Portabase is an open-source platform for database backup and restore.
It’s designed to be simple, reliable, and lightweight, without exposing your databases to public networks. It works via a central server and edge agents (like Portainer), making it perfect for self-hosted or edge environments.
It currently supports 7 databases:
PostgreSQL, MariaDB, MySQL, SQLite, MongoDB, Redis and Valkey
Repository: https://github.com/Portabase/portabase
(we hit 500 stars recently!)
Key features:
- Logical backups for PostgreSQL, MySQL, MariaDB, MongoDB, SQLite, Redis, Valkey
- Multiple storage backends: local filesystem, S3, Cloudflare R2, Google Drive
- Notifications via Discord, Telegram, Slack, webhooks, etc.
- Cron-based scheduling with flexible retention strategies
- Agent-based architecture for secure, edge-friendly deployments
- Ready-to-use Docker Compose setup and Helm Chart
What’s coming next:
- Increasing test coverage
- Extending database support
I’d love to hear from you: which database would you like to see supported next in Portabase?



Hi @morethanevil@lemmy.fedifriends.social, We’ve received similar feedback from other users, so we are currently working on it. However, this requires changes to some internal processes, as the system was not initially designed this way. Thanks for the feedback!
Personally, I think going local file config first was the right decision, depending on what the target audience is. For homelab users with one or two databases it may seem like extra work. For professionals or advanced users who like, or even need, to automate using tools like Ansible etc this makes it easier to deploy on larger scale. You can of course allow users to update settings after the fact through the UI while keeping the json file. I have dropped projects in the past due to the exact issue that its only configurable to the UI that makes bulk operations or automation hard or impossible.

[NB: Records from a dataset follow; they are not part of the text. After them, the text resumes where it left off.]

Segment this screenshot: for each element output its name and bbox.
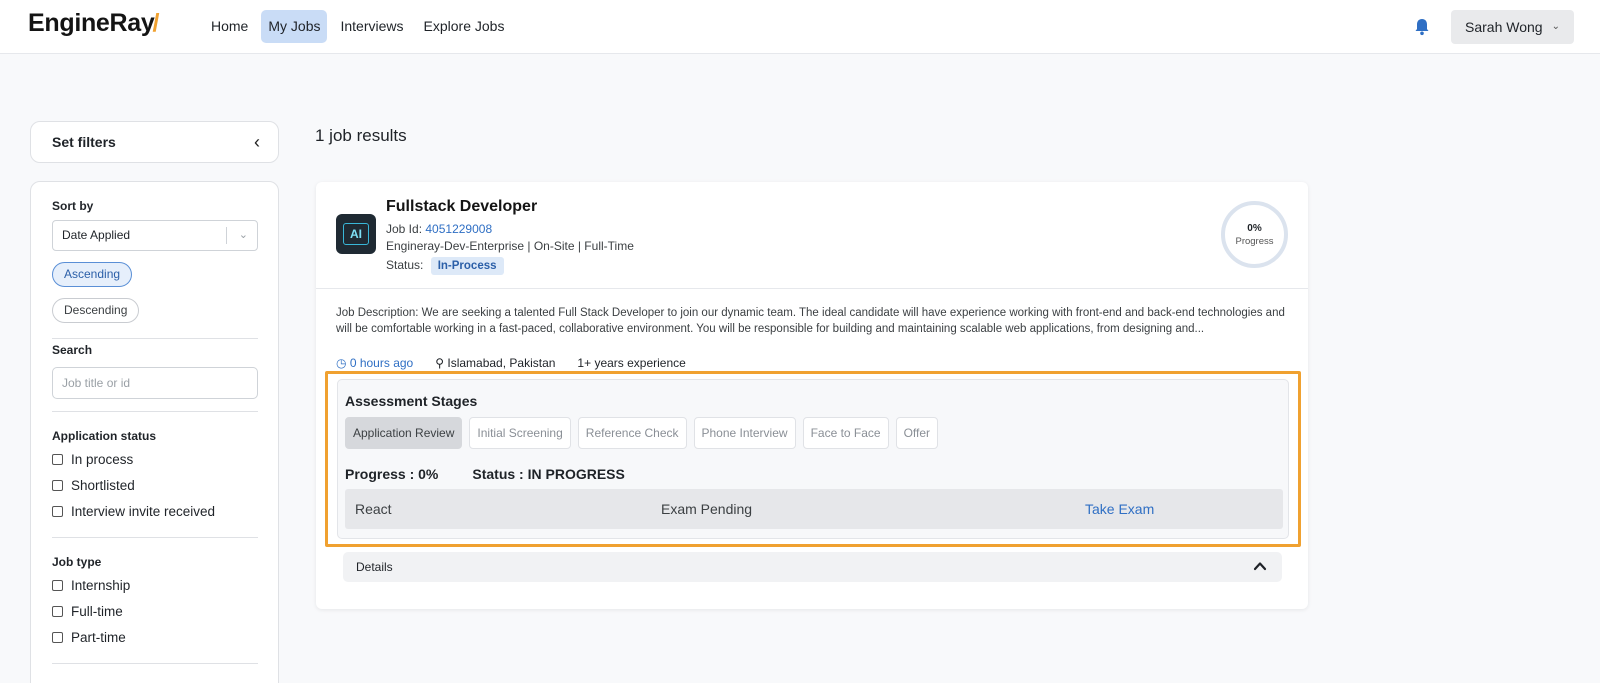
- search-label: Search: [52, 343, 93, 357]
- nav-home[interactable]: Home: [204, 10, 255, 43]
- checkbox-label: Full-time: [71, 604, 123, 619]
- checkbox-icon[interactable]: [52, 580, 63, 591]
- chevron-up-icon[interactable]: [1252, 558, 1268, 574]
- checkbox-label: In process: [71, 452, 134, 467]
- filters-panel: Sort by Date Applied ⌄ Ascending Descend…: [30, 181, 279, 683]
- job-id[interactable]: 4051229008: [425, 222, 492, 236]
- app-logo[interactable]: EngineRay/: [28, 9, 159, 38]
- divider: [52, 537, 258, 538]
- chevron-left-icon[interactable]: ‹: [254, 132, 260, 153]
- descending-button[interactable]: Descending: [52, 298, 140, 323]
- assessment-section: Assessment Stages Application Review Ini…: [337, 379, 1289, 539]
- posted-text: 0 hours ago: [349, 356, 414, 370]
- company-line: Engineray-Dev-Enterprise | On-Site | Ful…: [386, 239, 634, 253]
- stage-face-to-face[interactable]: Face to Face: [802, 417, 889, 449]
- sort-by-label: Sort by: [52, 199, 94, 213]
- location-text: Islamabad, Pakistan: [447, 356, 556, 370]
- checkbox-icon[interactable]: [52, 454, 63, 465]
- exam-name: React: [355, 501, 392, 517]
- details-accordion[interactable]: Details: [343, 552, 1282, 582]
- checkbox-part-time[interactable]: Part-time: [52, 630, 126, 645]
- clock-icon: ◷: [336, 356, 347, 370]
- results-count: 1 job results: [315, 126, 407, 145]
- checkbox-label: Part-time: [71, 630, 126, 645]
- job-title[interactable]: Fullstack Developer: [386, 198, 537, 216]
- assessment-title: Assessment Stages: [345, 393, 478, 409]
- stage-reference-check[interactable]: Reference Check: [577, 417, 687, 449]
- ai-chip-icon: AI: [343, 223, 369, 245]
- divider: [52, 411, 258, 412]
- take-exam-link[interactable]: Take Exam: [1085, 501, 1154, 517]
- status-badge: In-Process: [430, 257, 504, 275]
- progress-ring: 0% Progress: [1221, 201, 1288, 268]
- company-logo: AI: [336, 214, 376, 254]
- logo-slash-mark: /: [152, 9, 160, 37]
- checkbox-interview-invite[interactable]: Interview invite received: [52, 504, 215, 519]
- job-card-header: AI Fullstack Developer Job Id: 405122900…: [316, 182, 1308, 289]
- checkbox-icon[interactable]: [52, 480, 63, 491]
- status-line: Status: In-Process: [386, 257, 504, 275]
- checkbox-icon[interactable]: [52, 606, 63, 617]
- stage-phone-interview[interactable]: Phone Interview: [693, 417, 796, 449]
- checkbox-full-time[interactable]: Full-time: [52, 604, 123, 619]
- checkbox-label: Interview invite received: [71, 504, 216, 519]
- assessment-progress: Progress : 0%: [345, 466, 439, 482]
- job-type-label: Job type: [52, 555, 102, 569]
- sort-select[interactable]: Date Applied ⌄: [52, 220, 258, 251]
- divider: [52, 663, 258, 664]
- posted-time: ◷ 0 hours ago: [336, 356, 413, 370]
- stage-initial-screening[interactable]: Initial Screening: [469, 417, 571, 449]
- status-label: Status:: [386, 258, 424, 272]
- location: ⚲ Islamabad, Pakistan: [435, 356, 555, 370]
- divider: [52, 338, 258, 339]
- chevron-down-icon: ⌄: [1551, 21, 1560, 32]
- main-nav: Home My Jobs Interviews Explore Jobs: [204, 10, 511, 43]
- ascending-button[interactable]: Ascending: [52, 262, 133, 287]
- bell-icon[interactable]: [1413, 17, 1431, 37]
- job-description: Job Description: We are seeking a talent…: [336, 307, 1285, 335]
- checkbox-icon[interactable]: [52, 632, 63, 643]
- filters-title: Set filters: [52, 134, 116, 150]
- checkbox-label: Shortlisted: [71, 478, 135, 493]
- stage-application-review[interactable]: Application Review: [345, 417, 463, 449]
- checkbox-in-process[interactable]: In process: [52, 452, 133, 467]
- progress-ring-label: Progress: [1235, 236, 1274, 247]
- location-pin-icon: ⚲: [435, 356, 445, 370]
- exam-state: Exam Pending: [661, 501, 753, 517]
- search-input[interactable]: [52, 367, 258, 399]
- user-name: Sarah Wong: [1465, 19, 1543, 35]
- select-separator: [226, 227, 227, 244]
- progress-ring-value: 0%: [1247, 223, 1262, 234]
- assessment-status: Status : IN PROGRESS: [472, 466, 625, 482]
- job-id-line: Job Id: 4051229008: [386, 222, 492, 236]
- nav-my-jobs[interactable]: My Jobs: [261, 10, 328, 43]
- checkbox-shortlisted[interactable]: Shortlisted: [52, 478, 135, 493]
- nav-explore-jobs[interactable]: Explore Jobs: [417, 10, 512, 43]
- job-id-label: Job Id:: [386, 222, 423, 236]
- application-status-label: Application status: [52, 429, 157, 443]
- checkbox-label: Internship: [71, 578, 131, 593]
- stage-offer[interactable]: Offer: [895, 417, 939, 449]
- checkbox-internship[interactable]: Internship: [52, 578, 130, 593]
- assessment-stages: Application Review Initial Screening Ref…: [345, 417, 939, 449]
- filters-header[interactable]: Set filters ‹: [30, 121, 279, 163]
- job-meta: ◷ 0 hours ago ⚲ Islamabad, Pakistan 1+ y…: [336, 356, 686, 370]
- details-label: Details: [356, 560, 393, 574]
- nav-interviews[interactable]: Interviews: [333, 10, 410, 43]
- experience: 1+ years experience: [577, 356, 686, 370]
- logo-text: EngineRay: [28, 9, 155, 37]
- sort-selected-value: Date Applied: [62, 228, 131, 242]
- exam-row: React Exam Pending Take Exam: [345, 489, 1283, 529]
- checkbox-icon[interactable]: [52, 506, 63, 517]
- assessment-progress-line: Progress : 0% Status : IN PROGRESS: [345, 466, 625, 482]
- chevron-down-icon: ⌄: [238, 229, 248, 241]
- top-navigation-bar: EngineRay/ Home My Jobs Interviews Explo…: [0, 0, 1600, 54]
- user-menu-button[interactable]: Sarah Wong ⌄: [1451, 10, 1574, 44]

I’m currently using shell scripts (pg_dump) and crontabs to back up my databases, so thanks, will check it out!
Thanks for sharing your use case. To be transparent, we didn’t consider automation when we created the local file config, but it’s indeed the perfect use case for this mode of operation. In any case, we’ll keep the current behaviour to avoid breaking changes. This will be introduced as an additional feature.
Okay, will keep an eye on the release notes and give it another try if this is implemented! Anyway it is great that remote backup is supported this is a feature other tools like Databasus don’t have.
I’ll keep you updated on this. And yes, remote backups are one of our key differences compared to other systems: the agent-based architecture enables operations across multiple networks without requiring SSH tunnels or exposing databases publicly.